In Cisco NX-OS Release 6.2(8) and later releases, you can configure the system to take disruptive action if the system detects failure on one of the following runtime, or health-monitoring, tests:

PortLoopback test
RewriteEngineLoopback test
SnakeLoopback test
StandbyFabricLoopback test

The recovery actions feature is disabled by default. With this feature you can configure the system to take disruptive action as a result of repeated failures on the health-monitoring, or runtime, tests. This feature enables or disables the corrective, conservative action on all four tests, simultaneously; the corrective action taken differs for each test. After crossing the maximum consecutive failure count for that test, the system takes corrective action.
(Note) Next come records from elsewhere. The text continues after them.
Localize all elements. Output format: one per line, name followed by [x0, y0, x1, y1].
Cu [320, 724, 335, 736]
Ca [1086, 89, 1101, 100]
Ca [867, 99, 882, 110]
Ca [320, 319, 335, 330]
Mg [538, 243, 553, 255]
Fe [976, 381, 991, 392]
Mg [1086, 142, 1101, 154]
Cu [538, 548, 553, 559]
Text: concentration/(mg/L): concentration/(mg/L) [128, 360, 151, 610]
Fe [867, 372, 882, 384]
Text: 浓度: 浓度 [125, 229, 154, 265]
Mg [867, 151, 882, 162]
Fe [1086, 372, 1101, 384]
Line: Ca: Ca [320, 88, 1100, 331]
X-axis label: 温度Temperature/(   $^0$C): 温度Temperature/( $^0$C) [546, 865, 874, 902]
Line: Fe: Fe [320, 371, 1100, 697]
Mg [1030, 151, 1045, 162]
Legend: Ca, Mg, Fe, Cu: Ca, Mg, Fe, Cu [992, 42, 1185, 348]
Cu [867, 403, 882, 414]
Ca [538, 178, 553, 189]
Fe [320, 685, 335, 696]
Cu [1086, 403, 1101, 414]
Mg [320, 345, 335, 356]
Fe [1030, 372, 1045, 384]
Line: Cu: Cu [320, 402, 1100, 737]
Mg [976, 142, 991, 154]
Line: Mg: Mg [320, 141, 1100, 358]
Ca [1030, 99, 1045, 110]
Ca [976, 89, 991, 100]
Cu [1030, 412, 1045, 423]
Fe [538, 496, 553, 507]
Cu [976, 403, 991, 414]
With the recovery actions feature enabled, he corrective action for each test is as follows:

PortLoopback test—The system moves the port registering faults to an error-disabled state.
RewriteEngineLookpback test—The system takes different corrective action depending on whether the fault is with the supervisor, the fabric, or the port, as follows:
- On a chassis with a standby supervisor, when the system detects a fault with the supervisor, the system switches over to the standby supervisor. If there is no standby supervisor in the chassis, the system does not take any action.
- After failures on the fabric, the system will reload the fabric 3 times. If failure persists, the system powers down the fabric.
- After the failures on a port, the system moves the faulty port to the error-disabled state.

SnakeLoopback test—After the test detects 10 consecutive failures with any port on the module, the system will move the faulty port to an error-disabled state.
StandbyFabricLoopback test—The system attempts to reload the standby supervisor if it receives error on this test and continues to reload if the system keeps seeing the failure even after the reload. It cannot power off the standby supervisor.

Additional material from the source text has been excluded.